In this regard, our results agree with previous studies. Krásová et al (28) found a significantly increased risk of NMSC development in patients treated with cyclosporine compared with tacrolimus, mycophenolate mofetil, steroids, and their combinations. Cyclosporine substitution by mTOR inhibitor decreased the incidence of NMSC, while even only adding sirolimus to cyclosporine therapy slowed down tumor growth and progression (29,30).

As for azathioprine, Perret et al (31) observed that azathioprine-treated patients showed increased UVA sensitivity. In addition, azathioprine-treated patients had a two times higher risk of NMSC development (32). Hofbauer et al (33) showed twice lower minimal erythema dose (MED) for UVA rays during azathioprine therapy than during mycophenolate mofetil (an antiproliferative drug) therapy, which then enhanced UV-induced carcinogenesis in these patients.

Recent studies indicate that mTOR inhibitors, especially sirolimus, inhibit tumor development in multiple ways that are not fully understood. It seems that they reduce skin tumor progression and UV ray-induced mutations (30). In our Center, tacrolimus has been the first-choice calcineurin inhibitor since 2009. Our patients were switched to mTOR inhibitor therapy, mainly due to malignant tumors acquired before or after transplantation. From these patients, 4.2% developed NMSC, indicating that immunosuppression by mTOR inhibitors did not protect them from NMSC development. Considering the small number of patients who received mTOR inhibitors (n = 144) and different combinations of immunosuppressants, it was not possible to evaluate the significance of NMSC incidence in patients receiving this therapy. Patients have to be followed up further to adequately conclude on the relation between mTOR inhibitors and NMSC development. A recent meta-analysis in non-renal transplant recipients indicates that mTOR inhibitors may prevent second NMSC development but do not influence the development of the first skin cancer (34).

Our study included the largest cohort of RTRs in Croatia. It is the first research focusing on risk factors for NMSC development in RTRs in Croatia. However, it suffers from several limitations. First, this is a single-center study, and the results may not be representative of other patients in Croatia. Nevertheless, University Hospital Center Zagreb is the largest national kidney transplant center with a transplantation history of more than 40 years, treating a vast majority of Croatian patients. Since there is no national registry of RTRs in Croatia, our data are valuable for predicting NMSC development in our population. Second, all patients were not regularly dermatologically assessed, despite the recommendations from nephrologists. Finally, patients treated with cyclosporine had significantly longer exposure to immunosuppression, which may be a source of bias.

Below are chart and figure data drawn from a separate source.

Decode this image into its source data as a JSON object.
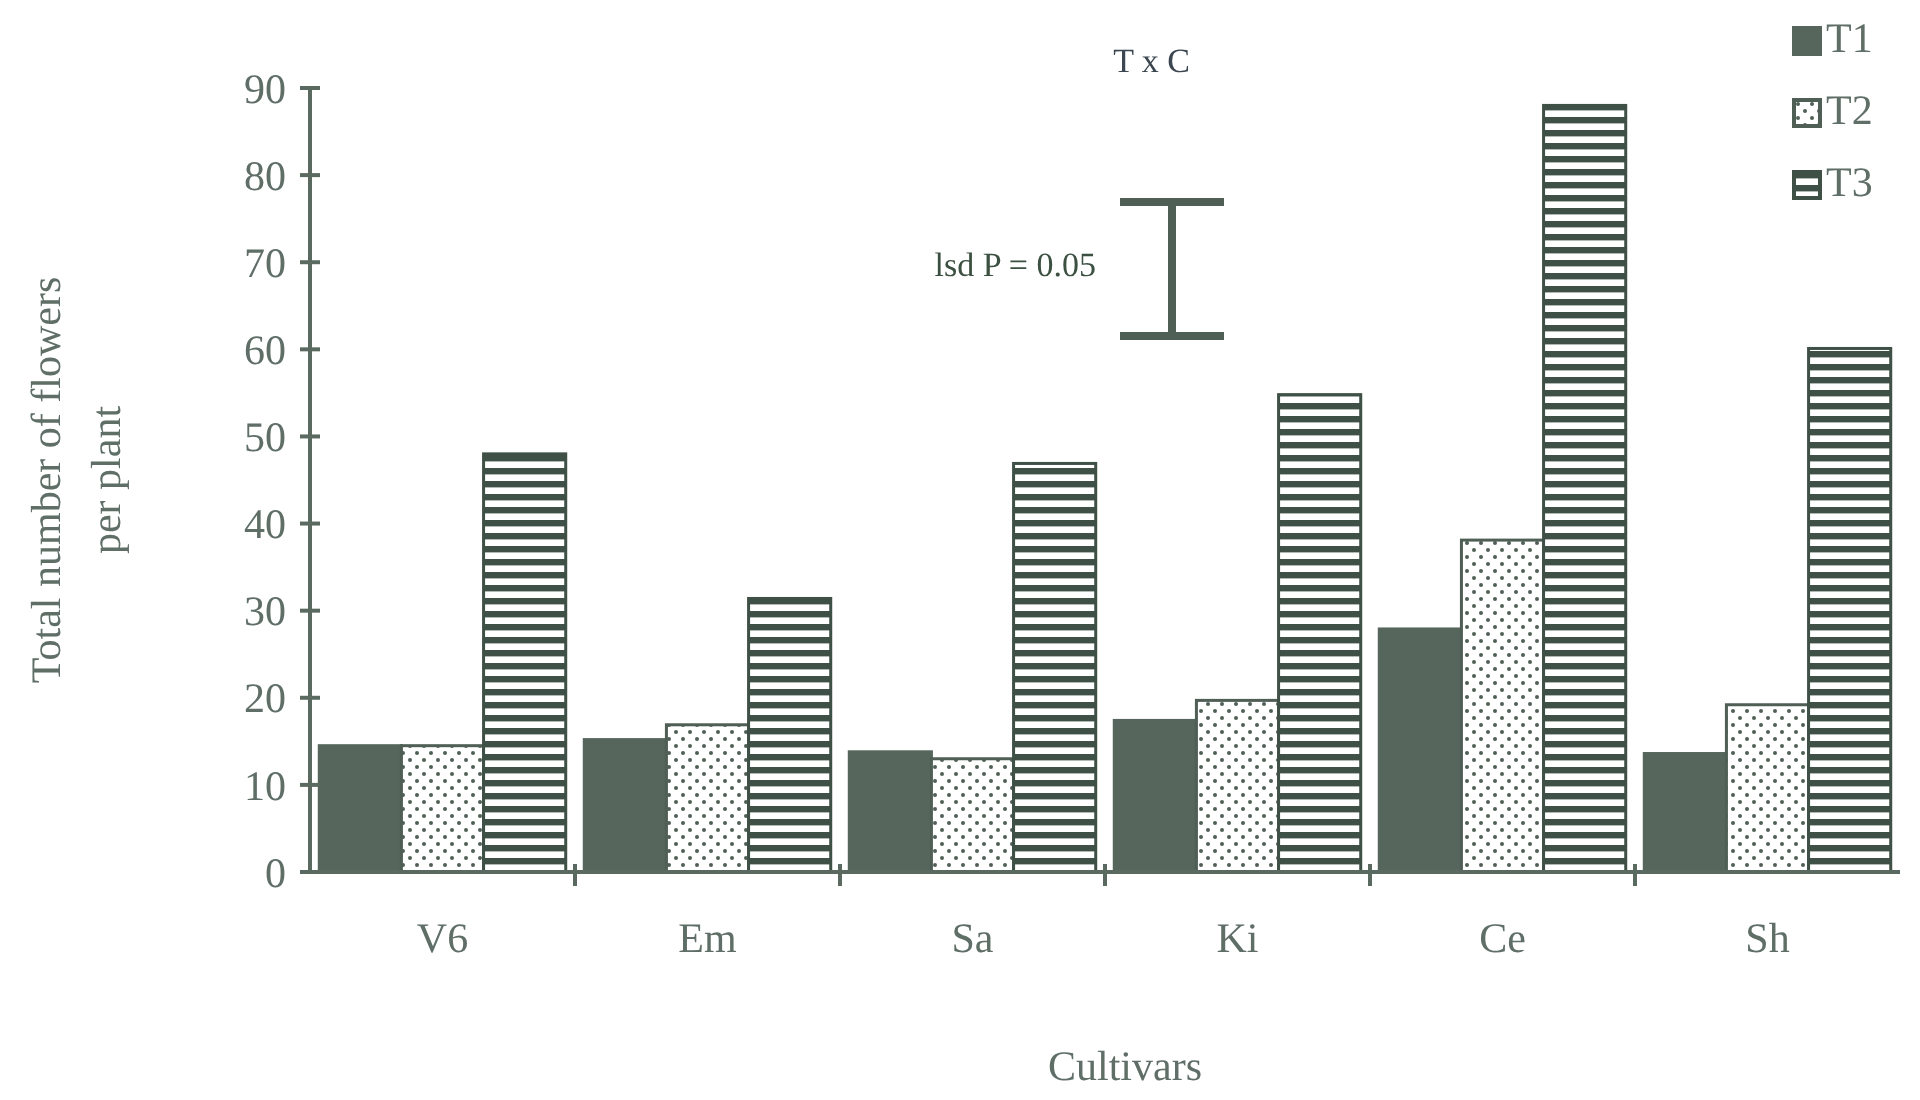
{
  "chart_data": {
    "type": "bar",
    "xlabel": "Cultivars",
    "ylabel": "Total number of  flowers\nper plant",
    "categories": [
      "V6",
      "Em",
      "Sa",
      "Ki",
      "Ce",
      "Sh"
    ],
    "series": [
      {
        "name": "T1",
        "color": "#56665c",
        "values": [
          14.5,
          15.2,
          13.8,
          17.4,
          27.9,
          13.6
        ]
      },
      {
        "name": "T2",
        "color": "#4f5f55",
        "values": [
          14.5,
          16.9,
          13,
          19.7,
          38.1,
          19.2
        ]
      },
      {
        "name": "T3",
        "color": "#3f5046",
        "values": [
          48,
          31.4,
          46.9,
          54.8,
          88,
          60.1
        ]
      }
    ],
    "ylim": [
      0,
      90
    ],
    "yticks": [
      0,
      10,
      20,
      30,
      40,
      50,
      60,
      70,
      80,
      90
    ],
    "grid": false,
    "legend": "top right",
    "annotations": [
      "T x C",
      "lsd P = 0.05"
    ]
  }
}
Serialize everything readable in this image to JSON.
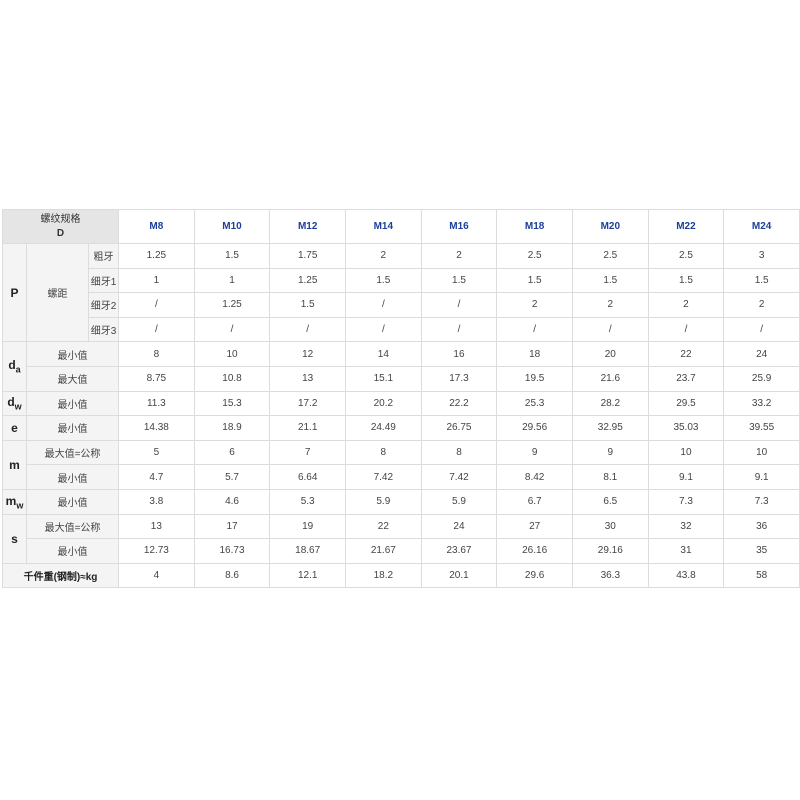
{
  "header": {
    "spec_label": "螺纹规格",
    "spec_symbol": "D",
    "sizes": [
      "M8",
      "M10",
      "M12",
      "M14",
      "M16",
      "M18",
      "M20",
      "M22",
      "M24"
    ]
  },
  "colors": {
    "header_text": "#1d3f9c",
    "header_bg": "#e5e5e5",
    "label_bg": "#f4f4f4",
    "border": "#dcdcdc"
  },
  "groups": [
    {
      "symbol": "P",
      "sub": "",
      "category": "螺距",
      "rows": [
        {
          "label": "粗牙",
          "values": [
            "1.25",
            "1.5",
            "1.75",
            "2",
            "2",
            "2.5",
            "2.5",
            "2.5",
            "3"
          ]
        },
        {
          "label": "细牙1",
          "values": [
            "1",
            "1",
            "1.25",
            "1.5",
            "1.5",
            "1.5",
            "1.5",
            "1.5",
            "1.5"
          ]
        },
        {
          "label": "细牙2",
          "values": [
            "/",
            "1.25",
            "1.5",
            "/",
            "/",
            "2",
            "2",
            "2",
            "2"
          ]
        },
        {
          "label": "细牙3",
          "values": [
            "/",
            "/",
            "/",
            "/",
            "/",
            "/",
            "/",
            "/",
            "/"
          ]
        }
      ]
    },
    {
      "symbol": "d",
      "sub": "a",
      "rows": [
        {
          "label": "最小值",
          "values": [
            "8",
            "10",
            "12",
            "14",
            "16",
            "18",
            "20",
            "22",
            "24"
          ]
        },
        {
          "label": "最大值",
          "values": [
            "8.75",
            "10.8",
            "13",
            "15.1",
            "17.3",
            "19.5",
            "21.6",
            "23.7",
            "25.9"
          ]
        }
      ]
    },
    {
      "symbol": "d",
      "sub": "w",
      "rows": [
        {
          "label": "最小值",
          "values": [
            "11.3",
            "15.3",
            "17.2",
            "20.2",
            "22.2",
            "25.3",
            "28.2",
            "29.5",
            "33.2"
          ]
        }
      ]
    },
    {
      "symbol": "e",
      "sub": "",
      "rows": [
        {
          "label": "最小值",
          "values": [
            "14.38",
            "18.9",
            "21.1",
            "24.49",
            "26.75",
            "29.56",
            "32.95",
            "35.03",
            "39.55"
          ]
        }
      ]
    },
    {
      "symbol": "m",
      "sub": "",
      "rows": [
        {
          "label": "最大值=公称",
          "values": [
            "5",
            "6",
            "7",
            "8",
            "8",
            "9",
            "9",
            "10",
            "10"
          ]
        },
        {
          "label": "最小值",
          "values": [
            "4.7",
            "5.7",
            "6.64",
            "7.42",
            "7.42",
            "8.42",
            "8.1",
            "9.1",
            "9.1"
          ]
        }
      ]
    },
    {
      "symbol": "m",
      "sub": "w",
      "rows": [
        {
          "label": "最小值",
          "values": [
            "3.8",
            "4.6",
            "5.3",
            "5.9",
            "5.9",
            "6.7",
            "6.5",
            "7.3",
            "7.3"
          ]
        }
      ]
    },
    {
      "symbol": "s",
      "sub": "",
      "rows": [
        {
          "label": "最大值=公称",
          "values": [
            "13",
            "17",
            "19",
            "22",
            "24",
            "27",
            "30",
            "32",
            "36"
          ]
        },
        {
          "label": "最小值",
          "values": [
            "12.73",
            "16.73",
            "18.67",
            "21.67",
            "23.67",
            "26.16",
            "29.16",
            "31",
            "35"
          ]
        }
      ]
    }
  ],
  "weight": {
    "label": "千件重(钢制)≈kg",
    "values": [
      "4",
      "8.6",
      "12.1",
      "18.2",
      "20.1",
      "29.6",
      "36.3",
      "43.8",
      "58"
    ]
  }
}
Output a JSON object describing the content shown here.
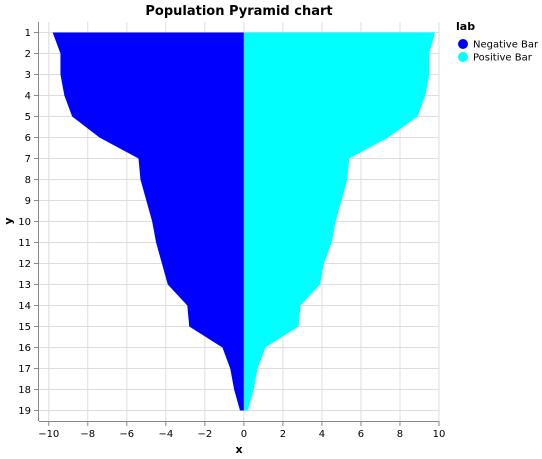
{
  "chart_data": {
    "type": "area",
    "title": "Population Pyramid chart",
    "xlabel": "x",
    "ylabel": "y",
    "xlim": [
      -10.5,
      10
    ],
    "x_ticks": [
      "−10",
      "−8",
      "−6",
      "−4",
      "−2",
      "0",
      "2",
      "4",
      "6",
      "8",
      "10"
    ],
    "x_tick_values": [
      -10,
      -8,
      -6,
      -4,
      -2,
      0,
      2,
      4,
      6,
      8,
      10
    ],
    "categories": [
      "1",
      "2",
      "3",
      "4",
      "5",
      "6",
      "7",
      "8",
      "9",
      "10",
      "11",
      "12",
      "13",
      "14",
      "15",
      "16",
      "17",
      "18",
      "19"
    ],
    "grid": true,
    "legend": {
      "title": "lab",
      "placement": "top-right",
      "entries": [
        "Negative Bar",
        "Positive Bar"
      ]
    },
    "series": [
      {
        "name": "Negative Bar",
        "color": "#0000ff",
        "values": [
          -9.8,
          -9.4,
          -9.4,
          -9.2,
          -8.8,
          -7.4,
          -5.4,
          -5.3,
          -5.0,
          -4.7,
          -4.5,
          -4.2,
          -3.9,
          -2.9,
          -2.8,
          -1.1,
          -0.7,
          -0.5,
          -0.2
        ]
      },
      {
        "name": "Positive Bar",
        "color": "#00ffff",
        "values": [
          9.8,
          9.5,
          9.5,
          9.3,
          8.9,
          7.4,
          5.4,
          5.3,
          5.0,
          4.7,
          4.5,
          4.1,
          3.9,
          2.9,
          2.8,
          1.1,
          0.7,
          0.5,
          0.2
        ]
      }
    ]
  }
}
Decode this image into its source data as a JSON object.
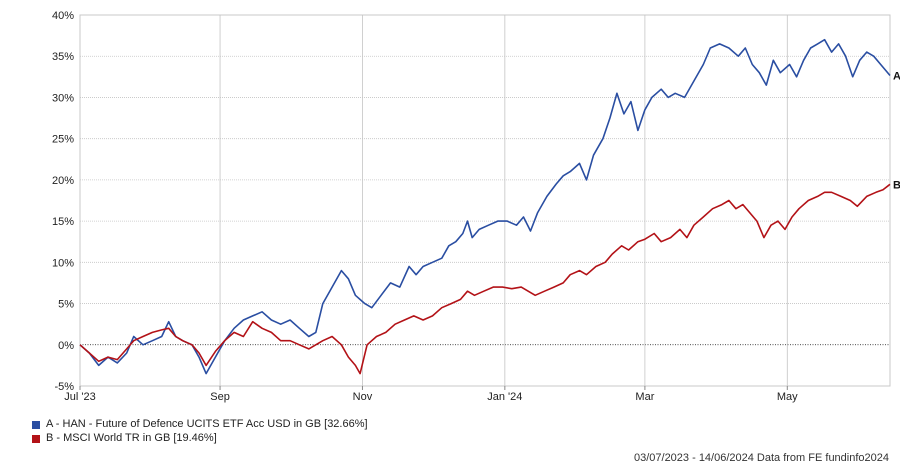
{
  "chart_data": {
    "type": "line",
    "title": "",
    "xlabel": "",
    "ylabel": "",
    "ylim": [
      -5,
      40
    ],
    "yticks": [
      "-5%",
      "0%",
      "5%",
      "10%",
      "15%",
      "20%",
      "25%",
      "30%",
      "35%",
      "40%"
    ],
    "ytick_values": [
      -5,
      0,
      5,
      10,
      15,
      20,
      25,
      30,
      35,
      40
    ],
    "xlim": [
      "2023-07-03",
      "2024-06-14"
    ],
    "xticks": [
      {
        "label": "Jul '23",
        "date": "2023-07-03"
      },
      {
        "label": "Sep",
        "date": "2023-09-01"
      },
      {
        "label": "Nov",
        "date": "2023-11-01"
      },
      {
        "label": "Jan '24",
        "date": "2024-01-01"
      },
      {
        "label": "Mar",
        "date": "2024-03-01"
      },
      {
        "label": "May",
        "date": "2024-05-01"
      }
    ],
    "grid": true,
    "zero_line": true,
    "series": [
      {
        "name": "A - HAN - Future of Defence UCITS ETF Acc USD in GB [32.66%]",
        "end_label": "A",
        "color": "#2a4ea2",
        "points": [
          [
            "2023-07-03",
            0
          ],
          [
            "2023-07-07",
            -1
          ],
          [
            "2023-07-11",
            -2.5
          ],
          [
            "2023-07-15",
            -1.5
          ],
          [
            "2023-07-19",
            -2.2
          ],
          [
            "2023-07-23",
            -1.0
          ],
          [
            "2023-07-26",
            1.0
          ],
          [
            "2023-07-30",
            0.0
          ],
          [
            "2023-08-03",
            0.5
          ],
          [
            "2023-08-07",
            1.0
          ],
          [
            "2023-08-10",
            2.8
          ],
          [
            "2023-08-13",
            1.0
          ],
          [
            "2023-08-16",
            0.5
          ],
          [
            "2023-08-20",
            0.0
          ],
          [
            "2023-08-23",
            -1.5
          ],
          [
            "2023-08-26",
            -3.5
          ],
          [
            "2023-08-30",
            -1.5
          ],
          [
            "2023-09-03",
            0.5
          ],
          [
            "2023-09-07",
            2.0
          ],
          [
            "2023-09-11",
            3.0
          ],
          [
            "2023-09-15",
            3.5
          ],
          [
            "2023-09-19",
            4.0
          ],
          [
            "2023-09-23",
            3.0
          ],
          [
            "2023-09-27",
            2.5
          ],
          [
            "2023-10-01",
            3.0
          ],
          [
            "2023-10-05",
            2.0
          ],
          [
            "2023-10-09",
            1.0
          ],
          [
            "2023-10-12",
            1.5
          ],
          [
            "2023-10-15",
            5.0
          ],
          [
            "2023-10-19",
            7.0
          ],
          [
            "2023-10-23",
            9.0
          ],
          [
            "2023-10-26",
            8.0
          ],
          [
            "2023-10-29",
            6.0
          ],
          [
            "2023-11-02",
            5.0
          ],
          [
            "2023-11-05",
            4.5
          ],
          [
            "2023-11-09",
            6.0
          ],
          [
            "2023-11-13",
            7.5
          ],
          [
            "2023-11-17",
            7.0
          ],
          [
            "2023-11-21",
            9.5
          ],
          [
            "2023-11-24",
            8.5
          ],
          [
            "2023-11-27",
            9.5
          ],
          [
            "2023-12-01",
            10.0
          ],
          [
            "2023-12-05",
            10.5
          ],
          [
            "2023-12-08",
            12.0
          ],
          [
            "2023-12-11",
            12.5
          ],
          [
            "2023-12-14",
            13.5
          ],
          [
            "2023-12-16",
            15.0
          ],
          [
            "2023-12-18",
            13.0
          ],
          [
            "2023-12-21",
            14.0
          ],
          [
            "2023-12-25",
            14.5
          ],
          [
            "2023-12-29",
            15.0
          ],
          [
            "2024-01-02",
            15.0
          ],
          [
            "2024-01-06",
            14.5
          ],
          [
            "2024-01-09",
            15.5
          ],
          [
            "2024-01-12",
            13.8
          ],
          [
            "2024-01-15",
            16.0
          ],
          [
            "2024-01-19",
            18.0
          ],
          [
            "2024-01-23",
            19.5
          ],
          [
            "2024-01-26",
            20.5
          ],
          [
            "2024-01-29",
            21.0
          ],
          [
            "2024-02-02",
            22.0
          ],
          [
            "2024-02-05",
            20.0
          ],
          [
            "2024-02-08",
            23.0
          ],
          [
            "2024-02-12",
            25.0
          ],
          [
            "2024-02-15",
            27.5
          ],
          [
            "2024-02-18",
            30.5
          ],
          [
            "2024-02-21",
            28.0
          ],
          [
            "2024-02-24",
            29.5
          ],
          [
            "2024-02-27",
            26.0
          ],
          [
            "2024-03-01",
            28.5
          ],
          [
            "2024-03-04",
            30.0
          ],
          [
            "2024-03-08",
            31.0
          ],
          [
            "2024-03-11",
            30.0
          ],
          [
            "2024-03-14",
            30.5
          ],
          [
            "2024-03-18",
            30.0
          ],
          [
            "2024-03-22",
            32.0
          ],
          [
            "2024-03-26",
            34.0
          ],
          [
            "2024-03-29",
            36.0
          ],
          [
            "2024-04-02",
            36.5
          ],
          [
            "2024-04-06",
            36.0
          ],
          [
            "2024-04-10",
            35.0
          ],
          [
            "2024-04-13",
            36.0
          ],
          [
            "2024-04-16",
            34.0
          ],
          [
            "2024-04-19",
            33.0
          ],
          [
            "2024-04-22",
            31.5
          ],
          [
            "2024-04-25",
            34.5
          ],
          [
            "2024-04-28",
            33.0
          ],
          [
            "2024-05-02",
            34.0
          ],
          [
            "2024-05-05",
            32.5
          ],
          [
            "2024-05-08",
            34.5
          ],
          [
            "2024-05-11",
            36.0
          ],
          [
            "2024-05-14",
            36.5
          ],
          [
            "2024-05-17",
            37.0
          ],
          [
            "2024-05-20",
            35.5
          ],
          [
            "2024-05-23",
            36.5
          ],
          [
            "2024-05-26",
            35.0
          ],
          [
            "2024-05-29",
            32.5
          ],
          [
            "2024-06-01",
            34.5
          ],
          [
            "2024-06-04",
            35.5
          ],
          [
            "2024-06-07",
            35.0
          ],
          [
            "2024-06-10",
            34.0
          ],
          [
            "2024-06-14",
            32.66
          ]
        ]
      },
      {
        "name": "B - MSCI World TR in GB [19.46%]",
        "end_label": "B",
        "color": "#b31217",
        "points": [
          [
            "2023-07-03",
            0
          ],
          [
            "2023-07-07",
            -1
          ],
          [
            "2023-07-11",
            -2.0
          ],
          [
            "2023-07-15",
            -1.5
          ],
          [
            "2023-07-19",
            -1.8
          ],
          [
            "2023-07-23",
            -0.5
          ],
          [
            "2023-07-26",
            0.5
          ],
          [
            "2023-07-30",
            1.0
          ],
          [
            "2023-08-03",
            1.5
          ],
          [
            "2023-08-07",
            1.8
          ],
          [
            "2023-08-10",
            2.0
          ],
          [
            "2023-08-13",
            1.0
          ],
          [
            "2023-08-16",
            0.5
          ],
          [
            "2023-08-20",
            0.0
          ],
          [
            "2023-08-23",
            -1.0
          ],
          [
            "2023-08-26",
            -2.5
          ],
          [
            "2023-08-30",
            -0.8
          ],
          [
            "2023-09-03",
            0.5
          ],
          [
            "2023-09-07",
            1.5
          ],
          [
            "2023-09-11",
            1.0
          ],
          [
            "2023-09-15",
            2.8
          ],
          [
            "2023-09-19",
            2.0
          ],
          [
            "2023-09-23",
            1.5
          ],
          [
            "2023-09-27",
            0.5
          ],
          [
            "2023-10-01",
            0.5
          ],
          [
            "2023-10-05",
            0.0
          ],
          [
            "2023-10-09",
            -0.5
          ],
          [
            "2023-10-12",
            0.0
          ],
          [
            "2023-10-15",
            0.5
          ],
          [
            "2023-10-19",
            1.0
          ],
          [
            "2023-10-23",
            0.0
          ],
          [
            "2023-10-26",
            -1.5
          ],
          [
            "2023-10-29",
            -2.5
          ],
          [
            "2023-10-31",
            -3.5
          ],
          [
            "2023-11-03",
            0.0
          ],
          [
            "2023-11-07",
            1.0
          ],
          [
            "2023-11-11",
            1.5
          ],
          [
            "2023-11-15",
            2.5
          ],
          [
            "2023-11-19",
            3.0
          ],
          [
            "2023-11-23",
            3.5
          ],
          [
            "2023-11-27",
            3.0
          ],
          [
            "2023-12-01",
            3.5
          ],
          [
            "2023-12-05",
            4.5
          ],
          [
            "2023-12-09",
            5.0
          ],
          [
            "2023-12-13",
            5.5
          ],
          [
            "2023-12-16",
            6.5
          ],
          [
            "2023-12-19",
            6.0
          ],
          [
            "2023-12-23",
            6.5
          ],
          [
            "2023-12-27",
            7.0
          ],
          [
            "2023-12-31",
            7.0
          ],
          [
            "2024-01-04",
            6.8
          ],
          [
            "2024-01-08",
            7.0
          ],
          [
            "2024-01-11",
            6.5
          ],
          [
            "2024-01-14",
            6.0
          ],
          [
            "2024-01-18",
            6.5
          ],
          [
            "2024-01-22",
            7.0
          ],
          [
            "2024-01-26",
            7.5
          ],
          [
            "2024-01-29",
            8.5
          ],
          [
            "2024-02-02",
            9.0
          ],
          [
            "2024-02-05",
            8.5
          ],
          [
            "2024-02-09",
            9.5
          ],
          [
            "2024-02-13",
            10.0
          ],
          [
            "2024-02-16",
            11.0
          ],
          [
            "2024-02-20",
            12.0
          ],
          [
            "2024-02-23",
            11.5
          ],
          [
            "2024-02-27",
            12.5
          ],
          [
            "2024-03-01",
            12.8
          ],
          [
            "2024-03-05",
            13.5
          ],
          [
            "2024-03-08",
            12.5
          ],
          [
            "2024-03-12",
            13.0
          ],
          [
            "2024-03-16",
            14.0
          ],
          [
            "2024-03-19",
            13.0
          ],
          [
            "2024-03-22",
            14.5
          ],
          [
            "2024-03-26",
            15.5
          ],
          [
            "2024-03-30",
            16.5
          ],
          [
            "2024-04-03",
            17.0
          ],
          [
            "2024-04-06",
            17.5
          ],
          [
            "2024-04-09",
            16.5
          ],
          [
            "2024-04-12",
            17.0
          ],
          [
            "2024-04-15",
            16.0
          ],
          [
            "2024-04-18",
            15.0
          ],
          [
            "2024-04-21",
            13.0
          ],
          [
            "2024-04-24",
            14.5
          ],
          [
            "2024-04-27",
            15.0
          ],
          [
            "2024-04-30",
            14.0
          ],
          [
            "2024-05-03",
            15.5
          ],
          [
            "2024-05-06",
            16.5
          ],
          [
            "2024-05-10",
            17.5
          ],
          [
            "2024-05-14",
            18.0
          ],
          [
            "2024-05-17",
            18.5
          ],
          [
            "2024-05-20",
            18.5
          ],
          [
            "2024-05-24",
            18.0
          ],
          [
            "2024-05-28",
            17.5
          ],
          [
            "2024-05-31",
            16.8
          ],
          [
            "2024-06-04",
            18.0
          ],
          [
            "2024-06-08",
            18.5
          ],
          [
            "2024-06-11",
            18.8
          ],
          [
            "2024-06-14",
            19.46
          ]
        ]
      }
    ]
  },
  "footer": {
    "text": "03/07/2023 - 14/06/2024 Data from FE fundinfo2024"
  }
}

In conclusion, our results showed that posttransplant immunosuppression with tacrolimus and mycophenolate mofetil carried a lesser risk for NMSC development than immunosuppression with cyclosporine and azathioprine. Therefore, we suggest that tacrolimus and mycophenolate, together with mTOR inhibitors, should be the treatment of choice in RTRs. Male patients with end-stage renal disease and patients older at transplantation were at higher risk for NMSC development after transplantation. Therefore, they should be more carefully monitored after transplantation.

Since the number of patients transplanted after 50 years of age is rising, and the time to first tumor development is getting shorter, we suggest that all patients with end-stage renal disease should be referred to dermatological assessment before transplantation and regularly monitored after transplantation in order to prevent NMSC or treat it as early as possible.